The Dacoit Western is a transnational film genre forged out of a synthesis between the Dacoit film and the Italian Western in the late 1960s and early 1970s. The dacoit in popular culture has undeniably been represented with ambivalence, chiefly as a romantic figure, existing outside mainstream society. Yet the rebellious nature of the dacoit, disregarding law and order has often made the dacoit an oppositional entity, a symbol of counter culture, dissent and even protest. Sonchiriya is a Dacoit Western but it seems so much more political given the age of Modi, with overtures to do with caste and gender that seem altogether absent from the genre in the past. Apart from the songs that are incorporated seamlessly into the narrative, this is very much an exquisitely mounted art film pitched as moderately mainstream. Since genres like horror, science fiction and the Western are perfect vehicles for ideological subversion, allowing filmmakers to smuggle in all kinds of social and political dissent, filmmaker Abhishek Chaubey and scriptwriter Sudip Sharma succeed in delivering a high end genre film, navigating the terrain and conventions of the Dacoit Western with a creative zeal.
Sonchiriya takes place in the valleys of Chambal in the 1970s when the notorious dacoit Man Singh and his band of rebels reigned supreme. A point of real curiosity for film buffs is that actor Manoj Bajpayee had previously played a dacoit in Shekar Kapur’s Bandit Queen who also goes by the name of Man Singh. I’m still not sure if he is playing the same character since the historical timeframes in the two films suggest otherwise. A folklore and mythology has emerged around the dacoits of Chambal in the 1970s and the film is careful not to strip away this mystique. In fact, the film enhances the haunted nature of the dacoit with metaphysical aspects that also connect with the desolate topography. A tactile work, conjuring a sharp sense of the milieu with the camera constantly pushed up against the face of the actors while also going as wide as it can when filming the rugged vistas of Chambal makes you almost taste the dirt and feel the sweat. For instance, the film opens with the sound of buzzing flies on the rotting cadaver of a snake. Such a wretched image of death recalls the cinema of Sam Peckinpah and Sergio Leone in the way in which Chaubey chooses to magnify this particular detail whereby it takes on a larger than life symbolism and acts as a foreboding precursor of things to come, much of it twisted and violent.
In the first major set piece, the gang’s entry into Brahmpuri village is juxtaposed to a radio announcement of Indira Gandhi’s declaration of the Emergency of 1975. The ambush by the police in Brahmpuri leads to a shootout and which the machinations of violent state repression unleashed by the Emergency are realised in the political impunity with which the police act towards the dacoits, massacring them. Later Man Singh’s dead body is paraded through the village, a grotesque spectacle of power and ugly expression of vengeance. It is also worth pointing out the gang see themselves as rebels whereas the police demonize them as dacoits. This is an important distinction since it is only later that we discover that Man Singh is not merely a rebel but has a conscience and lives by a stringent moral code. Thematically, redemption for the dacoit is woven through the episodic narrative structure anchored in the fortuitous device of trying to get a wounded Dalit girl who has been raped to a hospital. While the episodic structure works to mirror the nomadic and exilic state of the dacoit, suggesting how they are doomed to wander, the use of key flashbacks that narrates a past drenched in prodigious horrors and from which no one can really escape returns to Chaubey’s genre preoccupations expressly noir that he deftly mined in Ishqiya (2010).

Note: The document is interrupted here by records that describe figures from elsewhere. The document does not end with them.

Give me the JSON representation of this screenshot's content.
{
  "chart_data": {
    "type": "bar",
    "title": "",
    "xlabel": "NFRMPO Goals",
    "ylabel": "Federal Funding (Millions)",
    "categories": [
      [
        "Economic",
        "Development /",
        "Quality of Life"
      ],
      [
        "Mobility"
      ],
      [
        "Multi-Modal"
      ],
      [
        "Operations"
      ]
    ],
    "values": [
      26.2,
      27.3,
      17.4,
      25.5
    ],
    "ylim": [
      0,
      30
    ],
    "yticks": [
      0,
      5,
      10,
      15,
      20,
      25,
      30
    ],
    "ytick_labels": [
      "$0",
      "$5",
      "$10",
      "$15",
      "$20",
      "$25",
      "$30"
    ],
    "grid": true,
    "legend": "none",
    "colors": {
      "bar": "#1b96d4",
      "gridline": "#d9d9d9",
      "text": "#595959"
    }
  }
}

Nearly all of the characters that populate the film aside from the women are loathsome scoundrels. But that is to be expected, after all this is a Dacoit Western. Lakhna (Sushant Singh Rajput), a mediating figure, often openly questioning their marauding nature, while Man Singh exudes a magnetism that is articulated brilliantly by Manoj Bajpayee, still one of Indian cinema’s most complete actors. The most startling performance comes from Ranvir Shorey as Vakil Singh, the most temperamental of the gang. Shorey has been busily working since the late 1990s but I feel he doesn’t gets the credit he deserves as an actor, especially someone who has nurtured a considerable range. The symbolism of the dacoit is interchangeable and situated on the margins it comes to stand in for many oppositional ideologies. However, I would reason the apolitical nature of the dacoit, erasing the concept of the social bandit in favour of something more mythical shows a reluctance to frame the dacoit as ideological. But the caste dimension does at time negate such apolitical reasoning. Nevertheless, Chaubey and Sharma show little in terms of taking sides in this immoral universe, choosing to enunciate a perverse social order that exists including hierarchal power struggles and an on-going contestation to do with bridari that reduces pretty much everyone to animals. And in the final shot, a twisted coda, it is vehemence and fatalism that prevails, the lifeblood of film noir.